Władze Renault przyznają, że Kubica mógł być na podium

Robert Kubica po wyścigu o Grand Prix Europy mówił, że miał szansę na podium, ale stracił ją podczas pit stopu. Władze ekipy przyznały mu rację i wyjaśniły, dlaczego zmiana opon nie była idealna.

Łukasz Czechowski
Łukasz Czechowski

- Piąte miejsce Roberta to dobry wynik i odrobiliśmy trochę strat do Mercedesa. Zdołaliśmy szybko zareagować na samochód bezpieczeństwa i zmienić strategię, ale mogliśmy osiągnąć lepszy wynik - powiedział Eric Boullier, szef Renault F1 Team. - Rozczarowujące jest, że Witalij minął się z punktami, szczególnie po dobrym występie w kwalifikacjach. Jeśli jesteś na 15. miejscu po pierwszym zakręcie, to trudno jest wrócić na punktowaną pozycję, ale przynajmniej miał dobre tempo.

Przyczyny słabego pit stopu Kubicy wyjaśnił Alan Permane, główny inżynier wyścigowy. - Piąte miejsce Roberta to rozsądny wynik, biorąc pod uwagę, że startował szósty. Zareagowaliśmy szybko na samochód bezpieczeństwa i ściągnęliśmy Roberta na pit stop, ale niestety na to okrążenie mieliśmy zaplanowany postój Witalija i mechanicy czekali z jego oponami. Musieli biec do garażu, by je wymienić. To kosztowało trochę czasu i stratę miejsca do Buttona oraz Barrichello. Jednak dzięki szybkiej reakcji przeskoczyliśmy oba bolidy Ferrrari, więc ostatecznie zostaliśmy na piątym miejscu - powiedział. - Robert resztę rywalizacji spędził za Barrichello, a ponieważ oszczędzaliśmy silnik pod koniec wyścigu, trudno było go wyprzedzić. Witalij stracił dużo miejsc na starcie, co uczyniło jego wyścig trudnym. Odzyskał kilka pozycji podczas pit stopu, ale ostatecznie nie zdobył punktów - dodał.
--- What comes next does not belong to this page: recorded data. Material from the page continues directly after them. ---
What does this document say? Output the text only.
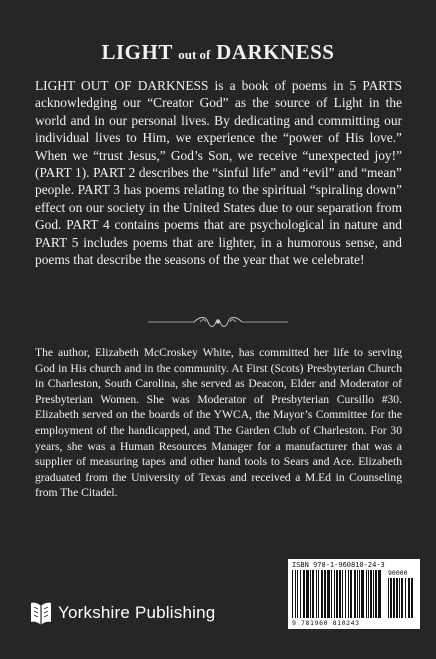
LIGHT out of DARKNESS

LIGHT OUT OF DARKNESS is a book of poems in 5 PARTS acknowledging our “Creator God” as the source of Light in the world and in our personal lives. By dedicating and committing our individual lives to Him, we experience the “power of His love.” When we “trust Jesus,” God’s Son, we receive “unexpected joy!” (PART 1). PART 2 describes the “sinful life” and “evil” and “mean” people. PART 3 has poems relating to the spiritual “spiraling down” effect on our society in the United States due to our separation from God. PART 4 contains poems that are psychological in nature and PART 5 includes poems that are lighter, in a humorous sense, and poems that describe the seasons of the year that we celebrate!

The author, Elizabeth McCroskey White, has committed her life to serving God in His church and in the community. At First (Scots) Presbyterian Church in Charleston, South Carolina, she served as Deacon, Elder and Moderator of Presbyterian Women. She was Moderator of Presbyterian Cursillo #30. Elizabeth served on the boards of the YWCA, the Mayor’s Committee for the employment of the handicapped, and The Garden Club of Charleston. For 30 years, she was a Human Resources Manager for a manufacturer that was a supplier of measuring tapes and other hand tools to Sears and Ace. Elizabeth graduated from the University of Texas and received a M.Ed in Counseling from The Citadel.

ISBN 978-1-960810-24-3
90000
9 781960 810243
Yorkshire Publishing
Kolejny raz powody do zadowolenia miał Remi Taffin, który w zespole odpowiada za silniki. Te w Walencji spisały się nienagannie. - Na ten wyścig Witalij miał świeży silnik. Dla jednostki Roberta był to drugi wyścig. Mimo że było bardzo gorąco, nie zanotowaliśmy żadnych problemów ze strony jednostek napędowych i mogliśmy pokazać ich pełen potencjał. Zdobyliśmy ważne punkty i zmniejszyliśmy straty do Mercedesa. Jedyne rozczarowanie wynika z tego, że mogliśmy być wyżej, ale inne zespoły wykonały lepszą pracę w czasie pit stopów, gdy pojawił się samochód bezpieczeństwa. Podsumowując - kontynuujemy naszą ciężką pracę. Przez cały sezon rozwijamy się na każdy wyścig - powiedział Taffin.